Le projet du boisé des Hirondelles est un dossier où nous savions que les obstructionnistes s'opposeraient sans compromis. Nous avons alors choisi de réaliser le projet dans les meilleures conditions possibles, car ne pas respecter les droits du propriétaire nous conduisait devant les tribunaux pour évaluer les coûts d'une expropriation, qui devrait être supportée par nos concitoyens. M. Cardinal reconnaît l'existence de ces droits, mais il a préféré esquiver les conséquences de cet élément. Selon lui, une simple volonté politique pourrait changer la donne.

Publié le 20 janv. 2012
Claude Benjamin
Maire de Saint-Bruno-de-Montarville, l'auteur réagit à l'éditorial de François Cardinal intitulé «In-dé-fen-da-ble», qui a été publié le 11 janvier.

Dire que nous avons passé outre aux consultations est loin de la réalité. Plusieurs des mesures introduites dans le Plan d'intégration et d'implantation architecturale proviennent de ces consultations. Que toutes les mesures réclamées n'aient pas été retenues, cela fait partie de la réalité des dossiers que nous avons à gérer au bénéfice de l'ensemble des citoyens.

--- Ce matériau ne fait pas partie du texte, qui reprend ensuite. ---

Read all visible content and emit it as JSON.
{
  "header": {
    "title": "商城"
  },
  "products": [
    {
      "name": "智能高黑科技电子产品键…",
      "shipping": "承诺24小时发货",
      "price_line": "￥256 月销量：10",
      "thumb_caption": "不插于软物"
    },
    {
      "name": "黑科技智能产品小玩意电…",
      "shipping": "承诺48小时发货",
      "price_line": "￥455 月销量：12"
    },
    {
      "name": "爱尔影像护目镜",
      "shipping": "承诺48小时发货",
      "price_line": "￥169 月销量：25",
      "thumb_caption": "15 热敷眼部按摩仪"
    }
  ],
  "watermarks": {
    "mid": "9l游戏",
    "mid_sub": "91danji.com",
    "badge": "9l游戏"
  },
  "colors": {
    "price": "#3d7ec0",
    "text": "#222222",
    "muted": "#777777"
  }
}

Prétendre que nous n'avons pas tenu compte des recommandations du comité de l'environnement de notre ville n'est pas exact. Ce comité a reconnu l'intérêt du boisé et souhaité qu'il soit conservé dans son intégrité. Toutefois, il a reconnu qu'il était difficile de ne pas considérer les droits du propriétaire. Il a alors recommandé, dans l'éventualité où les propriétaires souhaitaient réaliser le projet, que ce dernier soit encadré afin d'en minimiser les impacts sur l'environnement. Les comités consultatifs de l'urbanisme et de l'environnement et l'administration municipale de Saint-Bruno se sont appliqués pendant six ans à déterminer les conditions qui rendent le projet acceptable.

Comparer les dossiers d'expropriation de l'île Charron et de Sainte-Julie à celui du boisé des Hirondelles, c'est comparer des incomparables. Dans le dossier de l'île Charron, la partie expropriante est le gouvernement du Québec : l'ensemble des contribuables du Québec en assumera les coûts. Dans le dossier de Saint-Bruno, la partie expropriante serait la Ville : ses contribuables en assureraient les coûts.

Soutenir que tous les quartiers de la CMM devront se densifier pour atteindre les objectifs du PMAD, voilà une interprétation erronée du plan. La densification s'effectuera auprès des pôles de transport en commun et non sur l'ensemble du territoire.

Le projet du boisé des Hirondelles est antérieur à l'adoption du PMAD et la Ville de Saint-Bruno ne peut s'y opposer sans être accusée d'expropriation déguisée. L'aboutissement de ce dossier à l'automne 2011 n'est que le reflet de longues discussions entre l'administration de la Ville et le propriétaire afin d'encadrer ce projet dans des conditions de développement acceptables dans les circonstances.